L’azione artistica affronta il tema delle epidemie animali contemporanee, dalla lingua blu alla dermatite nodulare bovina, trasformando i corpi in simbolo di fragilità collettiva e vulnerabilità sociale. "Le pelli - racconta Mette - richiamano la tradizione dei Boes e Merdules, ma ogni dimensione rituale viene sospesa. Non è una rappresentazione folklorica, ma l'immagine di una comunità che perde forma, di una vita ridotta a elemento da contenere, controllare e infine eliminare".

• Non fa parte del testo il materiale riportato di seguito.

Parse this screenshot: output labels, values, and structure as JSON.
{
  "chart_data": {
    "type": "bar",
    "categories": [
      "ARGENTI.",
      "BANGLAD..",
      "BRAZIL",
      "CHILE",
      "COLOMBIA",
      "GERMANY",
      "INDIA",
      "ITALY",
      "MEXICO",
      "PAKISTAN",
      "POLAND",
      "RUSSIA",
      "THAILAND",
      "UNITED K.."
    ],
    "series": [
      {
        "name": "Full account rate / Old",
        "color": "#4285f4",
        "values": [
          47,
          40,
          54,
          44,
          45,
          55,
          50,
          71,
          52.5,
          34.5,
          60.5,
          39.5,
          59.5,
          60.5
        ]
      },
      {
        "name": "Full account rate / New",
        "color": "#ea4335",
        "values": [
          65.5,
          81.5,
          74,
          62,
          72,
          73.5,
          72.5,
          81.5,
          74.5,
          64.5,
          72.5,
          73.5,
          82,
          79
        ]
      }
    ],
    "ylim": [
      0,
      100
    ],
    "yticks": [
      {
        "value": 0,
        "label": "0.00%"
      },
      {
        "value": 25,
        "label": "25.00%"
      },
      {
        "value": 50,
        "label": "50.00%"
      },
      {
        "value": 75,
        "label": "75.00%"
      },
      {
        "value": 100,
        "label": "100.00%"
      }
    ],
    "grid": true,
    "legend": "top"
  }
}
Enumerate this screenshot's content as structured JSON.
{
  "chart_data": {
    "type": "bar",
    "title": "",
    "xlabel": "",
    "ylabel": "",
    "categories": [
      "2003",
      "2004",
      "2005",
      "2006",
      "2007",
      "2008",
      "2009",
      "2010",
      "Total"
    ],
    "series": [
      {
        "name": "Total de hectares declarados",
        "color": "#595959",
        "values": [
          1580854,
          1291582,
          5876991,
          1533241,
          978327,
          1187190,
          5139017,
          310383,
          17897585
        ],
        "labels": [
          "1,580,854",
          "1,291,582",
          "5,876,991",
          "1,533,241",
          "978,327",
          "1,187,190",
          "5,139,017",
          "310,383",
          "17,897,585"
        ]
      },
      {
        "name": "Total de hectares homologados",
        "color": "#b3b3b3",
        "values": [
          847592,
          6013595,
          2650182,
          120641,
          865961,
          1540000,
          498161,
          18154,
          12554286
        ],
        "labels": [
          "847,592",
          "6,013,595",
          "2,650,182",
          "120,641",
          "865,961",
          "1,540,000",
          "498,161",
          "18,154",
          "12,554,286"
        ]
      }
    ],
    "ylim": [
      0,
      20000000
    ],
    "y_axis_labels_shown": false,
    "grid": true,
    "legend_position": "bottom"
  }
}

Secondo l’artista, la dermatite nodulare bovina rappresenta il simbolo di una crisi globale in cui virus e malattie attraversano i confini geografici, mettendo in discussione il rapporto tra uomo, animale e ambiente.
La scelta di Ottana, spiega Mette, è legata alla storia industriale del territorio e alle trasformazioni che hanno segnato il paesaggio e la comunità. "Ciò che cambia sono le forme, ma rimane una domanda centrale: quale rapporto vogliamo costruire tra sviluppo, territorio e vita?".
Il progetto proseguirà anche fuori dalla Sardegna. Ad agosto Mette porterà in Calabria fotografie e video di “Bentu Estu”, performance contro la speculazione sulle energie rinnovabili, che sarà riproposta anche nel Crotonese con il titolo “Vientu e Maistrali”.